C&B Notes

The Limitations of Expert Judgment: A Political Case Study

We have explored this topic before via a Malcolm Gladwell interview, but this article by Nate Silver over at FiveThirtyEight revisits it in an interesting way. Using the example of Herman Cain’s recent rise in Republican primary polls, Silver lays out “a critique of expert judgment” that he summarizes as such (emphasis is his):

“Experts have a poor understanding of uncertainty. Usually, this manifests itself in the form of overconfidence: experts underestimate the likelihood that their predictions might be wrong.

Examples of this can be found in numerous fields. Economics is an obvious one.  In November 2007 — just a month before the economy officially went into recession — economists polled in the Survey of Professional Forecasters thought there was only about a 1 in 500 chance that economic growth would decline by 2 percent or more in 2008. (In fact, it declined by 3.3 percent)…”

In a recent letter to investors, we discussed Wall Street’s tendency to underestimate “unexpected” black swan-type events.  The list of case studies demonstrating the danger of this serial underestimation is long (e.g. Long Term Capital Management, Lehman Brothers, etc.), yet risk management departments at major banks and hedge funds continue to use models that do not adjust for this reality.  Specifically, these models do a terrible job of accounting for the frequency of outlying events when “fatter” tail models are much better equipped to do so.  Silver points out that this phenomenon of significantly underestimating unlikely events is just as pervasive in politics:

“…political forecasts may be especially vulnerable to this.  A long-term study of expert political forecasts by Philip E. Tetlock, a professor of psychology at the University of Pennsylvania, found that events that experts deemed to be absolutely impossible in fact occurred with some frequency.  In some fields, these zero-percent-likelihood events came into being as much as 20 or 30 percent of the time…

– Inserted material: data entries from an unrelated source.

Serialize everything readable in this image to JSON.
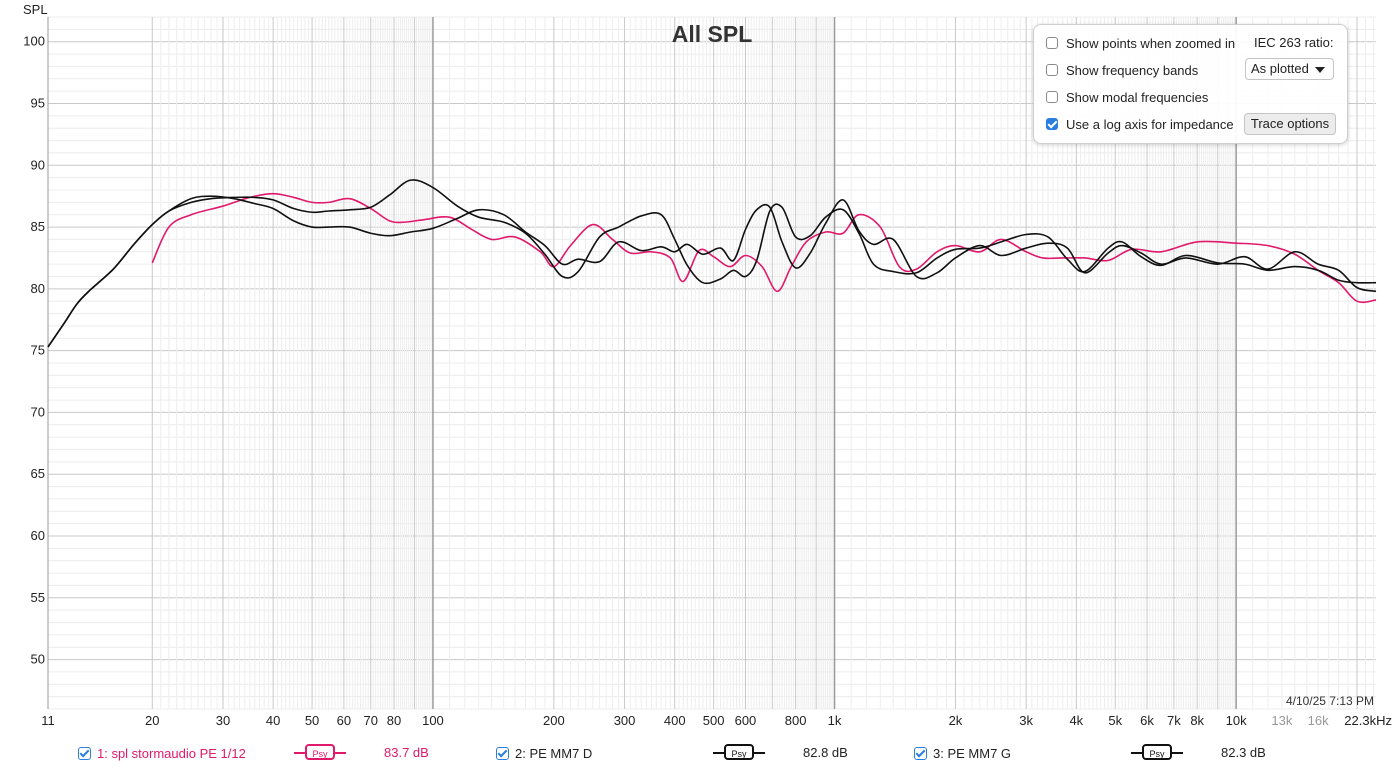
{
  "chart_data": {
    "type": "line",
    "title": "All SPL",
    "ylabel": "SPL",
    "xlabel": "",
    "x_scale": "log",
    "xlim": [
      11,
      22300
    ],
    "ylim": [
      46,
      102
    ],
    "y_ticks": [
      50,
      55,
      60,
      65,
      70,
      75,
      80,
      85,
      90,
      95,
      100
    ],
    "x_tick_labels": [
      {
        "value": 11,
        "label": "11"
      },
      {
        "value": 20,
        "label": "20"
      },
      {
        "value": 30,
        "label": "30"
      },
      {
        "value": 40,
        "label": "40"
      },
      {
        "value": 50,
        "label": "50"
      },
      {
        "value": 60,
        "label": "60"
      },
      {
        "value": 70,
        "label": "70"
      },
      {
        "value": 80,
        "label": "80"
      },
      {
        "value": 100,
        "label": "100"
      },
      {
        "value": 200,
        "label": "200"
      },
      {
        "value": 300,
        "label": "300"
      },
      {
        "value": 400,
        "label": "400"
      },
      {
        "value": 500,
        "label": "500"
      },
      {
        "value": 600,
        "label": "600"
      },
      {
        "value": 800,
        "label": "800"
      },
      {
        "value": 1000,
        "label": "1k"
      },
      {
        "value": 2000,
        "label": "2k"
      },
      {
        "value": 3000,
        "label": "3k"
      },
      {
        "value": 4000,
        "label": "4k"
      },
      {
        "value": 5000,
        "label": "5k"
      },
      {
        "value": 6000,
        "label": "6k"
      },
      {
        "value": 7000,
        "label": "7k"
      },
      {
        "value": 8000,
        "label": "8k"
      },
      {
        "value": 10000,
        "label": "10k"
      },
      {
        "value": 13000,
        "label": "13k",
        "dim": true
      },
      {
        "value": 16000,
        "label": "16k",
        "dim": true
      },
      {
        "value": 22300,
        "label": "22.3kHz"
      }
    ],
    "grid": true,
    "series": [
      {
        "name": "1: spl stormaudio PE 1/12",
        "color": "#e0196c",
        "x": [
          20,
          22,
          25,
          30,
          35,
          40,
          45,
          50,
          55,
          62,
          70,
          78,
          85,
          95,
          110,
          125,
          140,
          160,
          185,
          200,
          220,
          250,
          280,
          310,
          350,
          390,
          420,
          460,
          500,
          550,
          600,
          660,
          720,
          780,
          850,
          950,
          1050,
          1150,
          1300,
          1450,
          1600,
          1800,
          2000,
          2300,
          2600,
          3000,
          3300,
          3700,
          4200,
          4800,
          5500,
          6500,
          8000,
          10000,
          12000,
          14000,
          16000,
          18000,
          20000,
          22300
        ],
        "values": [
          82.1,
          85.0,
          86.0,
          86.7,
          87.4,
          87.7,
          87.4,
          87.0,
          87.0,
          87.3,
          86.5,
          85.5,
          85.4,
          85.6,
          85.8,
          84.8,
          84.0,
          84.2,
          83.0,
          81.8,
          83.5,
          85.2,
          84.0,
          82.9,
          83.0,
          82.5,
          80.6,
          83.1,
          82.6,
          81.8,
          82.7,
          81.8,
          79.8,
          81.8,
          83.8,
          84.6,
          84.5,
          86.0,
          85.0,
          81.8,
          81.6,
          83.0,
          83.5,
          83.0,
          84.0,
          83.0,
          82.5,
          82.5,
          82.5,
          82.3,
          83.2,
          83.0,
          83.8,
          83.7,
          83.5,
          82.8,
          81.5,
          80.5,
          79.0,
          79.1
        ]
      },
      {
        "name": "2: PE MM7 D",
        "color": "#111111",
        "x": [
          11,
          12,
          13,
          14,
          16,
          18,
          20,
          22,
          25,
          28,
          32,
          36,
          40,
          45,
          50,
          55,
          62,
          70,
          78,
          88,
          100,
          115,
          130,
          150,
          170,
          190,
          210,
          230,
          260,
          290,
          330,
          370,
          400,
          430,
          470,
          520,
          560,
          600,
          640,
          690,
          740,
          800,
          870,
          950,
          1050,
          1150,
          1250,
          1400,
          1600,
          1800,
          2000,
          2300,
          2600,
          3000,
          3400,
          3800,
          4200,
          4800,
          5200,
          5800,
          6500,
          7500,
          9000,
          10500,
          12000,
          14000,
          16000,
          18000,
          20000,
          22300
        ],
        "values": [
          75.3,
          77.1,
          78.8,
          79.9,
          81.6,
          83.6,
          85.2,
          86.3,
          87.0,
          87.3,
          87.4,
          87.4,
          87.2,
          86.5,
          86.2,
          86.3,
          86.4,
          86.6,
          87.6,
          88.8,
          88.2,
          86.7,
          85.8,
          85.4,
          84.5,
          82.8,
          81.0,
          81.4,
          84.2,
          85.0,
          85.9,
          86.0,
          84.0,
          81.9,
          80.5,
          80.8,
          81.5,
          81.0,
          82.3,
          86.3,
          86.6,
          84.2,
          84.3,
          85.8,
          86.4,
          84.5,
          82.0,
          81.4,
          81.3,
          82.5,
          83.2,
          83.3,
          83.8,
          84.4,
          84.2,
          82.4,
          81.4,
          83.3,
          83.8,
          82.6,
          81.9,
          82.7,
          82.1,
          82.0,
          81.5,
          81.8,
          81.5,
          80.7,
          80.5,
          80.5
        ]
      },
      {
        "name": "3: PE MM7 G",
        "color": "#111111",
        "x": [
          11,
          12,
          13,
          14,
          16,
          18,
          20,
          22,
          25,
          28,
          32,
          36,
          40,
          45,
          50,
          55,
          62,
          70,
          78,
          88,
          100,
          115,
          130,
          150,
          170,
          190,
          210,
          230,
          260,
          290,
          330,
          370,
          400,
          430,
          470,
          520,
          560,
          600,
          640,
          690,
          740,
          800,
          870,
          950,
          1050,
          1150,
          1250,
          1400,
          1600,
          1800,
          2000,
          2300,
          2600,
          3000,
          3400,
          3800,
          4200,
          4800,
          5200,
          5800,
          6500,
          7500,
          9000,
          10500,
          12000,
          14000,
          16000,
          18000,
          20000,
          22300
        ],
        "values": [
          75.3,
          77.1,
          78.8,
          79.9,
          81.6,
          83.6,
          85.2,
          86.3,
          87.3,
          87.5,
          87.3,
          86.9,
          86.5,
          85.5,
          85.0,
          85.0,
          85.0,
          84.5,
          84.3,
          84.6,
          84.9,
          85.7,
          86.4,
          86.0,
          84.6,
          83.5,
          82.0,
          82.4,
          82.2,
          83.8,
          83.1,
          83.4,
          83.0,
          83.6,
          82.8,
          83.3,
          82.3,
          84.8,
          86.4,
          86.6,
          83.8,
          81.7,
          82.9,
          85.3,
          87.2,
          84.7,
          83.6,
          84.0,
          81.0,
          81.3,
          82.5,
          83.5,
          82.7,
          83.3,
          83.7,
          83.3,
          81.3,
          82.9,
          83.5,
          82.9,
          82.0,
          82.5,
          82.0,
          82.6,
          81.6,
          83.0,
          82.0,
          81.5,
          80.1,
          79.8
        ]
      }
    ]
  },
  "date_stamp": "4/10/25 7:13 PM",
  "options": {
    "show_points_label": "Show points when zoomed in",
    "show_points_checked": false,
    "show_bands_label": "Show frequency bands",
    "show_bands_checked": false,
    "show_modal_label": "Show modal frequencies",
    "show_modal_checked": false,
    "log_impedance_label": "Use a log axis for impedance",
    "log_impedance_checked": true,
    "iec_label": "IEC 263 ratio:",
    "iec_value": "As plotted",
    "trace_options_label": "Trace options"
  },
  "legend": [
    {
      "label": "1: spl stormaudio PE 1/12",
      "psy": "Psy",
      "value": "83.7 dB",
      "color": "#e0196c",
      "checked": true
    },
    {
      "label": "2: PE MM7 D",
      "psy": "Psy",
      "value": "82.8 dB",
      "color": "#111111",
      "checked": true
    },
    {
      "label": "3: PE MM7 G",
      "psy": "Psy",
      "value": "82.3 dB",
      "color": "#111111",
      "checked": true
    }
  ]
}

These are not semantic distinctions or errors around the margin — saying something has a 2 percent chance of occurring when really there is a 3 percent chance, or a 0.01 percent chance when really there is a 0.02 percent chance. Expert estimates of probability are often off by factors of hundreds or thousands.”

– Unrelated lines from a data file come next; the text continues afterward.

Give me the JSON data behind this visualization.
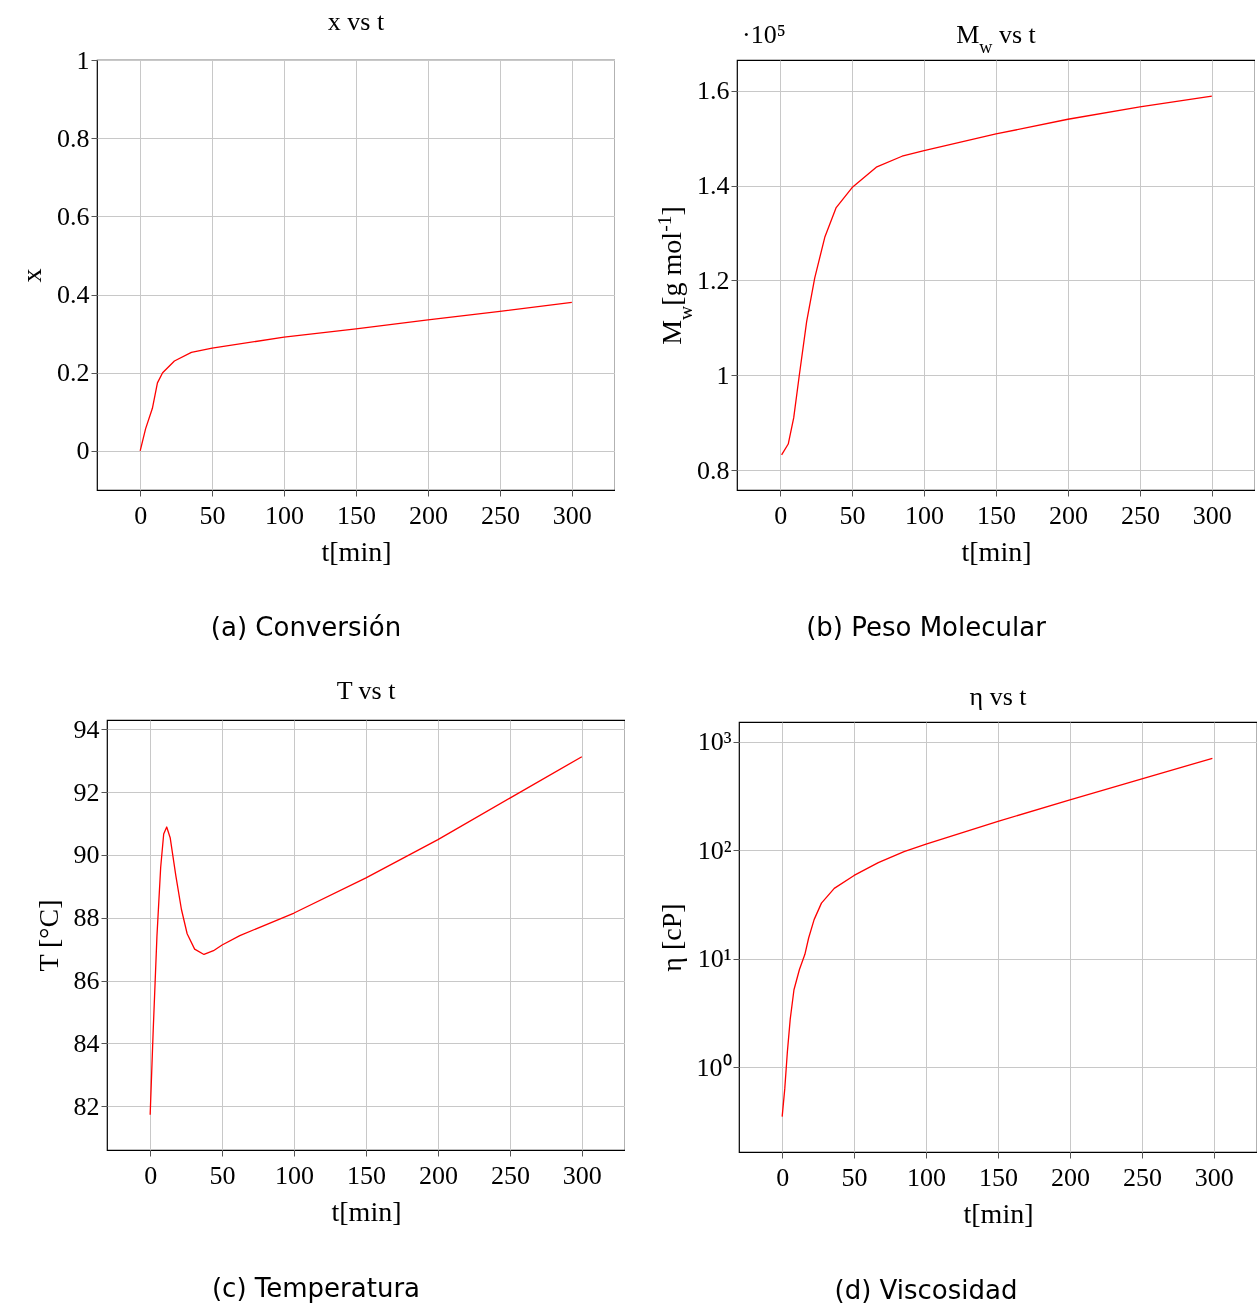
{
  "chart_data": [
    {
      "type": "line",
      "title": "x vs t",
      "xlabel": "t[min]",
      "ylabel": "x",
      "annotations": [
        "(a) Conversión"
      ],
      "color": "#ff0000",
      "grid": true,
      "x": [
        0,
        3.8,
        8.5,
        12,
        15.6,
        23.8,
        35.6,
        50,
        100,
        150,
        200,
        250,
        300
      ],
      "values": [
        0,
        0.057,
        0.109,
        0.174,
        0.2,
        0.23,
        0.252,
        0.263,
        0.291,
        0.312,
        0.335,
        0.357,
        0.38
      ],
      "xlim": [
        -30,
        330
      ],
      "xticks": [
        0,
        50,
        100,
        150,
        200,
        250,
        300
      ],
      "ylim": [
        -0.1,
        1
      ],
      "yticks": [
        0,
        0.2,
        0.4,
        0.6,
        0.8,
        1
      ]
    },
    {
      "type": "line",
      "title": "M$_{w}$ vs t",
      "xlabel": "t[min]",
      "ylabel": "M$_{w}$[g mol$^{-1}$]",
      "annotations": [
        "·10⁵",
        "(b) Peso Molecular"
      ],
      "color": "#ff0000",
      "grid": true,
      "x": [
        1,
        5.6,
        9.4,
        13.3,
        18.4,
        24,
        31,
        38.8,
        50,
        66.8,
        84.7,
        100,
        150,
        200,
        250,
        300
      ],
      "values": [
        0.832,
        0.855,
        0.91,
        1.0,
        1.113,
        1.205,
        1.291,
        1.353,
        1.396,
        1.439,
        1.462,
        1.474,
        1.509,
        1.54,
        1.566,
        1.589
      ],
      "xlim": [
        -30,
        330
      ],
      "xticks": [
        0,
        50,
        100,
        150,
        200,
        250,
        300
      ],
      "ylim": [
        0.758,
        1.665
      ],
      "yticks": [
        0.8,
        1,
        1.2,
        1.4,
        1.6
      ]
    },
    {
      "type": "line",
      "title": "T vs t",
      "xlabel": "t[min]",
      "ylabel": "T [°C]",
      "annotations": [
        "(c) Temperatura"
      ],
      "color": "#ff0000",
      "grid": true,
      "x": [
        0,
        2.1,
        4.7,
        7.3,
        9.4,
        11.5,
        13.9,
        17.8,
        21.7,
        25.7,
        30.9,
        37.4,
        44,
        50,
        62.3,
        100,
        150,
        200,
        250,
        300
      ],
      "values": [
        81.72,
        84.4,
        87.4,
        89.6,
        90.67,
        90.89,
        90.55,
        89.35,
        88.27,
        87.49,
        87.0,
        86.83,
        86.95,
        87.13,
        87.43,
        88.15,
        89.27,
        90.49,
        91.81,
        93.13
      ],
      "xlim": [
        -30,
        330
      ],
      "xticks": [
        0,
        50,
        100,
        150,
        200,
        250,
        300
      ],
      "ylim": [
        80.6,
        94.3
      ],
      "yticks": [
        82,
        84,
        86,
        88,
        90,
        92,
        94
      ]
    },
    {
      "type": "line",
      "title": "η vs t",
      "xlabel": "t[min]",
      "ylabel": "η [cP]",
      "annotations": [
        "(d) Viscosidad"
      ],
      "color": "#ff0000",
      "grid": true,
      "log": "y",
      "x": [
        0,
        1.8,
        3.6,
        5.6,
        8.2,
        12,
        15.8,
        18.4,
        22.2,
        27.3,
        36.2,
        50,
        66.8,
        84.7,
        100,
        150,
        200,
        250,
        299
      ],
      "values": [
        0.35,
        0.63,
        1.37,
        2.77,
        5.17,
        7.95,
        10.96,
        15.5,
        22.9,
        32.5,
        44.5,
        58.5,
        76.9,
        97.2,
        113.7,
        184.6,
        290.5,
        454,
        703
      ],
      "xlim": [
        -30,
        330
      ],
      "xticks": [
        0,
        50,
        100,
        150,
        200,
        250,
        300
      ],
      "ylim": [
        0.165,
        1520
      ],
      "yticks": [
        {
          "value": 1,
          "label": "10⁰"
        },
        {
          "value": 10,
          "label": "10¹"
        },
        {
          "value": 100,
          "label": "10²"
        },
        {
          "value": 1000,
          "label": "10³"
        }
      ]
    }
  ]
}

Later in the article Silver goes on to expound on another topic that we find interesting when it comes to experts and their predictions.  Specifically, he discusses the tendency of experts to try to fit evidence/data to their predictions, rather than allowing an objective look at evidence to appropriately refine — or even overhaul — these predictions (our note on Bayes’ Theorem also addresses this idea from a complementary angle):

“There have been only about 15 competitive nomination contests since we began picking presidents this way in 1972.  Some of them — like the nominations of George McGovern in 1972 and Jimmy Carter in 1976 — are dismissed by experts if their outcomes did not happen to agree with their paradigm of how presidents are chosen. (Another fundamental error: when you have such little data, you should almost never throw any of it out, and you should be especially wary of doing so when it happens to contradict your hypothesis.)  One or two past precedents are mistaken for iron laws…

In short, while I think the conventional wisdom is probably right about Mr. Cain, it is irresponsible not to account for the distinct and practical possibility (not the mere one-in-a-thousand or one-in-a-million chance) that it might be wrong. The data we have on presidential primaries is not very rich, but there is abundant evidence from other fields on the limitations of expert judgment.”